Ed Murrow may have been the first journalist-god; Bob Woodward of Watergate fame is surely another, along with the late Walter Cronkite and Dan Rather. Bob Woodward, who now earns a fortune from under-edited books based on privileged access to the political élite, remains on the staff of the Washington Post even though he last year admitted to holding back an important story in order to break it in his latest book. Dan Rather's fall - after fronting a programme based on compromising documents about George Bush's military service that turned out to be false - was all the greater for the exaggerated esteem in which he was held.

Undoubtedly, in taking on Joe McCarthy, Ed Murrow showed tremendous courage. But he had certain advantages as well. His star status gave him a leverage at CBS and a political leeway. He was also a very rich man: rich enough to fund his hardest-hitting broadcast when the advertiser that funded it, Alcoa, pulled out rather than jeopardise the political patronage it enjoyed from the government. In every respect, Murrow was an exception. But it would be quite possible to leave Good Night, and Good Luck with the impression that most American journalists were political dissidents of a similarly heroic stamp.

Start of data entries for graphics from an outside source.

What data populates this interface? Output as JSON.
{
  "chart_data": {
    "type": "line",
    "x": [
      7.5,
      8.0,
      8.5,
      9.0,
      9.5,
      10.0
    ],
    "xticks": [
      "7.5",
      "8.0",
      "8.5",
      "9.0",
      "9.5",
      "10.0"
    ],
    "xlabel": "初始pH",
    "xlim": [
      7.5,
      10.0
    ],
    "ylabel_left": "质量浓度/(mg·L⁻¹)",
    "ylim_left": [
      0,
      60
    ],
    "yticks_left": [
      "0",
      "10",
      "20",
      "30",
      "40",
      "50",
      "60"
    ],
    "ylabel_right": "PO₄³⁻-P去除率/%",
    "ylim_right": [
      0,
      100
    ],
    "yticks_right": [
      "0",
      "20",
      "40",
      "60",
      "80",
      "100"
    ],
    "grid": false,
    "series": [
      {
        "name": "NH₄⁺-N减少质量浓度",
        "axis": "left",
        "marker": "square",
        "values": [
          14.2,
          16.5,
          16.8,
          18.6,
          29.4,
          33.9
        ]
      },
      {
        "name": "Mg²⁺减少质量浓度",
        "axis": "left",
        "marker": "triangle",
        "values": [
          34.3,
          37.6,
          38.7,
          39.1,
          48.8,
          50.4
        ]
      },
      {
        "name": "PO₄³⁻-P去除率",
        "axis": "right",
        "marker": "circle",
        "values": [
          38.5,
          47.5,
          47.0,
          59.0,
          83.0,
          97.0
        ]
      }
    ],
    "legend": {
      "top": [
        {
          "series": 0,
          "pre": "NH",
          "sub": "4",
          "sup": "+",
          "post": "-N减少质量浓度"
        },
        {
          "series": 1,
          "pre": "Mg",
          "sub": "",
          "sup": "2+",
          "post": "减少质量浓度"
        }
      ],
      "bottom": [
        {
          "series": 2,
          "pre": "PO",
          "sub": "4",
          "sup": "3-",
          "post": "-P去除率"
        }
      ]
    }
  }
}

Yet this is patently not so. Murrow is the subject of this film because he was the exception, not the rule. The extended inquest at the New York Times over its mostly uncritical coverage of Iraq's weapons of mass destruction revealed how even the most august upholder of media freedom and liberal values had been in thrall to the pervasive post-9/11 paranoia, and was timid about criticising the Bush administration. Further down the line, its support for Judith Miller, the senior (and well-connected) reporter who went to prison rather than divulge a confidential source, showed a similarly exaggerated respect for the cult of the journalist.

The Miller case was a classic example of confused values. Although New York Times editors apparently believed they were upholding the sacrosanct principle of confidentiality of sources, they were actually protecting the Bush administration from the damaging charge that it had leaked the identity of a CIA operative in order to damage her husband. A less reverential attitude towards the journalistic calling, fewer pedestals and a more questioning attitude across the board might have served the paper's readers better.

As a species, journalists are not necessarily any braver, more noble or more independent-minded than other people. We can only be grateful that some are, and that the rather less reverential public attitude towards journalism and journalists on this side of the Atlantic forces most of us to keep our feet firmly on the ground.